By Kate Andersen Brower - Oct 29, 2011 5:00 PM GMT+0700
President Barack Obama again urged Congress to pass his jobs plan, saying most millionaires “are willing to step up” and pay higher taxes to support it.
In his weekly radio and Internet address Obama cited a survey, though not by name, taken in October of Americans with $1 million or more in investments by Spectrem’s Millionaire Corner, an investing website. The survey found that 68 percent of those polled said that taxes should be raised on people making a million or more in income.
“In this country, we don’t begrudge anyone wealth or success -- we encourage it. We celebrate it,” Obama said in the address. “But America is better off when everyone has had the chance to get ahead -- not just those at the top of the income scale.”
Obama used the Spectrem’s Millionaire Corner survey to support the Buffett Rule which he proposed in September, as part of his recommendations to trim the nation’s long-term deficit by $3 trillion.
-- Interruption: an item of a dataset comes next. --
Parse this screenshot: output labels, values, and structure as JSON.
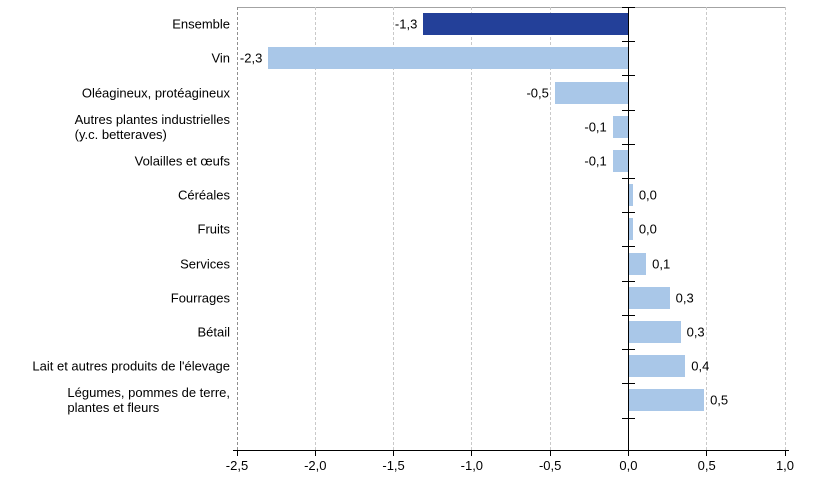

The rule, named after billionaire investor Warren Buffett, would require taxpayers earning more than $1 million a year to pay at least the same percentage of their income in taxes as middle-class households.
Obama rolled out a new campaign slogan Oct. 24 telling voters, “We can’t wait” for Congress to act to help create jobs. Since then, he has issued measures he can take without congressional approval, including altering a program to help homeowners refinance underwater mortgages and steps to help ease the burden of student loans.
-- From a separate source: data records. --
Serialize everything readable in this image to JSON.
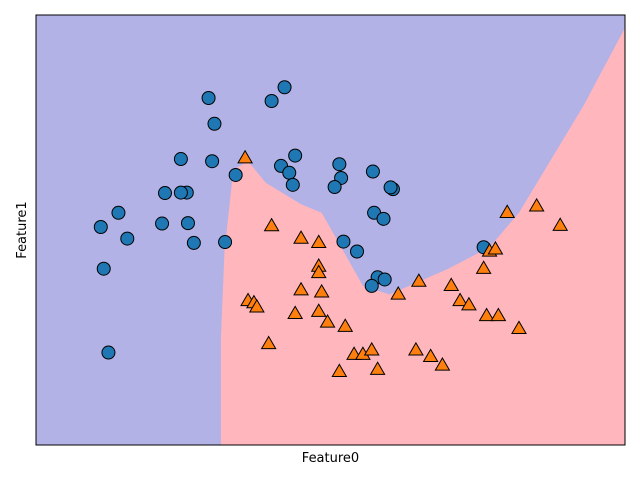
{
  "chart_data": {
    "type": "scatter",
    "xlabel": "Feature0",
    "ylabel": "Feature1",
    "xlim": [
      0,
      10
    ],
    "ylim": [
      0,
      10
    ],
    "xticks": false,
    "yticks": false,
    "colors": {
      "region_class0": "#b2b2e6",
      "region_class1": "#ffb6bc",
      "class0_marker": "#1f77b4",
      "class1_marker": "#ff7f0e"
    },
    "decision_boundary": [
      [
        3.14,
        0.0
      ],
      [
        3.14,
        2.5
      ],
      [
        3.2,
        4.5
      ],
      [
        3.35,
        6.4
      ],
      [
        3.6,
        6.6
      ],
      [
        3.9,
        6.1
      ],
      [
        4.5,
        5.6
      ],
      [
        4.85,
        5.4
      ],
      [
        5.1,
        4.8
      ],
      [
        5.55,
        3.7
      ],
      [
        6.0,
        3.5
      ],
      [
        7.0,
        4.1
      ],
      [
        7.7,
        4.6
      ],
      [
        8.2,
        5.4
      ],
      [
        9.3,
        7.9
      ],
      [
        10.0,
        9.7
      ]
    ],
    "series": [
      {
        "marker": "circle",
        "points": [
          [
            2.93,
            8.07
          ],
          [
            4.0,
            8.0
          ],
          [
            4.22,
            8.32
          ],
          [
            3.03,
            7.47
          ],
          [
            4.4,
            6.73
          ],
          [
            2.46,
            6.65
          ],
          [
            2.99,
            6.6
          ],
          [
            3.39,
            6.28
          ],
          [
            5.15,
            6.53
          ],
          [
            4.16,
            6.49
          ],
          [
            4.3,
            6.33
          ],
          [
            5.18,
            6.21
          ],
          [
            4.36,
            6.05
          ],
          [
            5.07,
            6.0
          ],
          [
            5.72,
            6.36
          ],
          [
            6.06,
            5.95
          ],
          [
            6.02,
            5.99
          ],
          [
            2.19,
            5.86
          ],
          [
            2.56,
            5.87
          ],
          [
            2.46,
            5.87
          ],
          [
            1.4,
            5.4
          ],
          [
            5.74,
            5.4
          ],
          [
            5.9,
            5.26
          ],
          [
            1.1,
            5.07
          ],
          [
            2.14,
            5.15
          ],
          [
            2.58,
            5.16
          ],
          [
            1.55,
            4.8
          ],
          [
            2.68,
            4.7
          ],
          [
            3.21,
            4.72
          ],
          [
            5.22,
            4.73
          ],
          [
            5.45,
            4.5
          ],
          [
            7.6,
            4.6
          ],
          [
            1.15,
            4.1
          ],
          [
            5.8,
            3.9
          ],
          [
            5.92,
            3.85
          ],
          [
            5.7,
            3.7
          ],
          [
            1.23,
            2.15
          ]
        ]
      },
      {
        "marker": "triangle",
        "points": [
          [
            3.55,
            6.67
          ],
          [
            4.0,
            5.09
          ],
          [
            4.5,
            4.8
          ],
          [
            4.8,
            4.7
          ],
          [
            4.8,
            4.15
          ],
          [
            4.8,
            4.0
          ],
          [
            4.5,
            3.6
          ],
          [
            4.85,
            3.55
          ],
          [
            3.6,
            3.35
          ],
          [
            3.7,
            3.3
          ],
          [
            3.75,
            3.2
          ],
          [
            4.4,
            3.05
          ],
          [
            4.8,
            3.1
          ],
          [
            4.95,
            2.85
          ],
          [
            5.25,
            2.75
          ],
          [
            3.95,
            2.35
          ],
          [
            5.4,
            2.1
          ],
          [
            5.55,
            2.1
          ],
          [
            5.7,
            2.2
          ],
          [
            5.15,
            1.7
          ],
          [
            5.8,
            1.75
          ],
          [
            6.15,
            3.5
          ],
          [
            6.5,
            3.8
          ],
          [
            7.05,
            3.7
          ],
          [
            7.2,
            3.35
          ],
          [
            7.35,
            3.25
          ],
          [
            7.6,
            4.1
          ],
          [
            7.7,
            4.5
          ],
          [
            7.8,
            4.55
          ],
          [
            7.65,
            3.0
          ],
          [
            7.85,
            3.0
          ],
          [
            8.2,
            2.7
          ],
          [
            6.45,
            2.2
          ],
          [
            6.7,
            2.05
          ],
          [
            6.9,
            1.85
          ],
          [
            8.0,
            5.4
          ],
          [
            8.5,
            5.55
          ],
          [
            8.9,
            5.1
          ]
        ]
      }
    ]
  }
}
“The middle-class families who’ve been struggling for years are tired of waiting. They need help now,” he said. “Where Congress won’t act, I will.”
Plan Blocked
His $447 billion package of tax cuts and spending, announced last month, was blocked by Republicans in the Senate and the administration is pushing lawmakers to hold votes on individual components of his plan.
“Republicans in Congress aren’t paying attention,” he said, urging Americans to make their “voices heard” and “tell Congress to stop playing politics and start taking action on jobs.”
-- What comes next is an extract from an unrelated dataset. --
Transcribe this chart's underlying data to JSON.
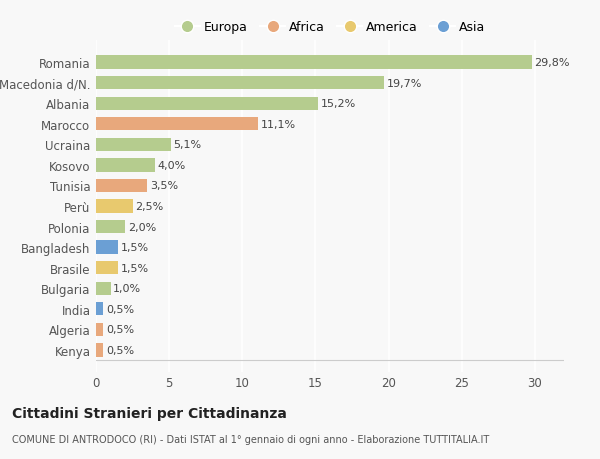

The president cited the findings of another report -- this one by the nonpartisan Congressional Budget Office released Oct. 25 -- that found that the nation’s richest citizens almost tripled their incomes between 1979 and 2007 as the inequality of the distribution of wealth in the U.S. expanded.
After-Tax Earnings
The top 1 percent saw their inflation-adjusted, after-tax earnings grow by 275 percent during that period, according to the report.
Those at the other end of the spectrum, whose earnings put them in the bottom 20 percent of incomes, saw an 18 percent increase. The average increase for all households was 62 percent, the report said.
“There are steps we can take right now to put people back to work and restore some of the security that middle-class Americans have lost over the last few decades,” he said.
Rep. Bobby Schilling of Illinois said the president should call on the Democrat-controlled Senate to pass the 15 jobs bills approved by the Republican-controlled House, in the Republican radio and Internet address.
He referred to the bills as the “forgotten 15,” and said they are “common-sense bills that address those excessive federal regulations that are hurting small business job creation.” Schilling said some of them are backed by Democrats and they deserve a Senate vote.
‘Band-Aids’
Schilling, who owns Saint Giuseppe’s Heavenly Pizza in Moline, Illinois, said that as a small business owner he understands that “temporary band-aids won’t do the trick.”
He pointed to a bipartisan agreement to repeal a law that would require the government to withhold 3 percent of pay to contractors until they’ve paid their taxes as evidence that job creation isn’t a partisan issue.
He said he was “disappointed” to hear the president say at a campaign fundraiser this week that Americans have “lost ‘our ambition, our imagination.’”
At an Oct. 25 fundraiser in San Francisco Obama told donors that Americans need to rediscover the ingenuity of the past.
He said, “We’ve lost our ambition, our imagination, and our willingness to do the things that built the Golden Gate Bridge and Hoover Dam and unleashed all the potential in this country.”
Schilling said that he “respectfully” disagrees and that all Americans want is to get “government out of the way so our economy can get back to creating jobs.”